Imaging evaluation for underlying causes – For patients with newly diagnosed occipital neuralgia, we suggest imaging with magnetic resonance imaging of the head and cervical spine to exclude structural or infiltrative lesions, and we recommend imaging particularly for patients who have atypical pain or an abnormal neurologic examination. (See 'Evaluation' above.)

Differential diagnosis – Occipital neuralgia must be distinguished from referred occipital pain originating from atlantoaxial or upper zygapophyseal joints, tender trigger points in neck muscles, or other structures innervated by the upper three cervical spinal nerves. Secondary causes of occipital head pain include structural and infiltrative lesions. (See 'Differential diagnosis' above.)

Treatment

Occipital nerve block – For patients with occipital neuralgia who have moderate to severe pain or debilitating symptoms, we suggest a local occipital nerve block over other therapies (Grade 2C). Pain relief, which is typically prompt, supports the diagnosis and may last several weeks or even months. The procedure is generally safe and can be repeated when pain recurs. Other causes for the neuralgiform pain should be explored if occipital nerve block fails. (See 'Occipital nerve block' above.)

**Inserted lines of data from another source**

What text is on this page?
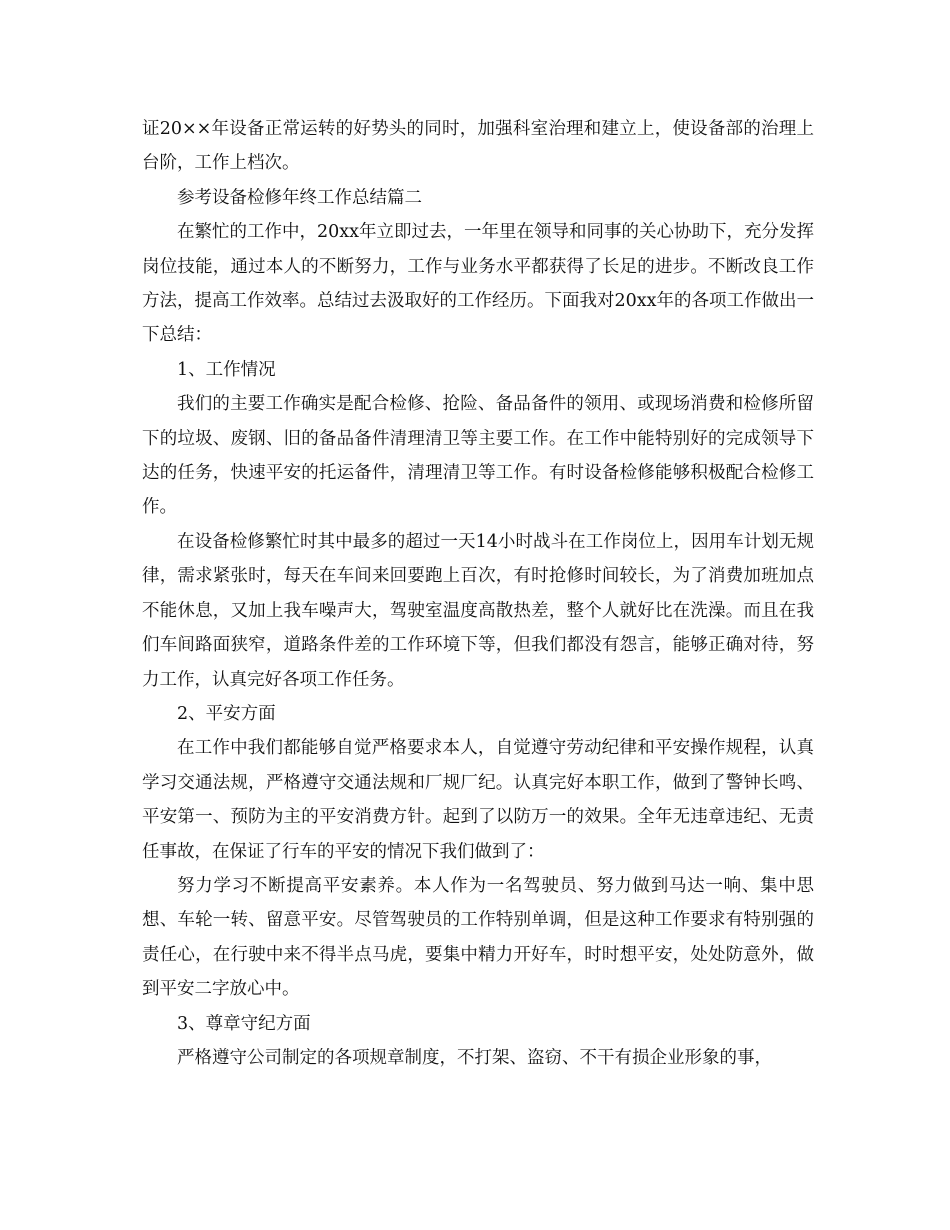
证20××年设备正常运转的好势头的同时，加强科室治理和建立上，使设备部的治理上台阶，工作上档次。

参考设备检修年终工作总结篇二

在繁忙的工作中，20xx年立即过去，一年里在领导和同事的关心协助下，充分发挥岗位技能，通过本人的不断努力，工作与业务水平都获得了长足的进步。不断改良工作方法，提高工作效率。总结过去汲取好的工作经历。下面我对20xx年的各项工作做出一下总结：

1、工作情况

我们的主要工作确实是配合检修、抢险、备品备件的领用、或现场消费和检修所留下的垃圾、废钢、旧的备品备件清理清卫等主要工作。在工作中能特别好的完成领导下达的任务，快速平安的托运备件，清理清卫等工作。有时设备检修能够积极配合检修工作。

在设备检修繁忙时其中最多的超过一天14小时战斗在工作岗位上，因用车计划无规律，需求紧张时，每天在车间来回要跑上百次，有时抢修时间较长，为了消费加班加点不能休息，又加上我车噪声大，驾驶室温度高散热差，整个人就好比在洗澡。而且在我们车间路面狭窄，道路条件差的工作环境下等，但我们都没有怨言，能够正确对待，努力工作，认真完好各项工作任务。

2、平安方面

在工作中我们都能够自觉严格要求本人，自觉遵守劳动纪律和平安操作规程，认真学习交通法规，严格遵守交通法规和厂规厂纪。认真完好本职工作，做到了警钟长鸣、平安第一、预防为主的平安消费方针。起到了以防万一的效果。全年无违章违纪、无责任事故，在保证了行车的平安的情况下我们做到了：

努力学习不断提高平安素养。本人作为一名驾驶员、努力做到马达一响、集中思想、车轮一转、留意平安。尽管驾驶员的工作特别单调，但是这种工作要求有特别强的责任心，在行驶中来不得半点马虎，要集中精力开好车，时时想平安，处处防意外，做到平安二字放心中。

3、尊章守纪方面

严格遵守公司制定的各项规章制度，不打架、盗窃、不干有损企业形象的事，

Alternative treatment options – Patients whose pain is not completely sufficiently managed with occipital nerve blocks may benefit from a switch to or addition of pharmacotherapy such as gabapentin, pregabalin, amitriptyline, baclofen, or carbamazepine. (See 'Alternative or adjunctive treatment options' above.)

Patients who are refractory to conservative measures should be evaluated in experienced centers for consideration of alternative treatments (eg, botulinum toxin type A injections, pulsed radiofrequency, occipital nerve decompression, or stimulation). (See 'Patients with refractory pain' above.)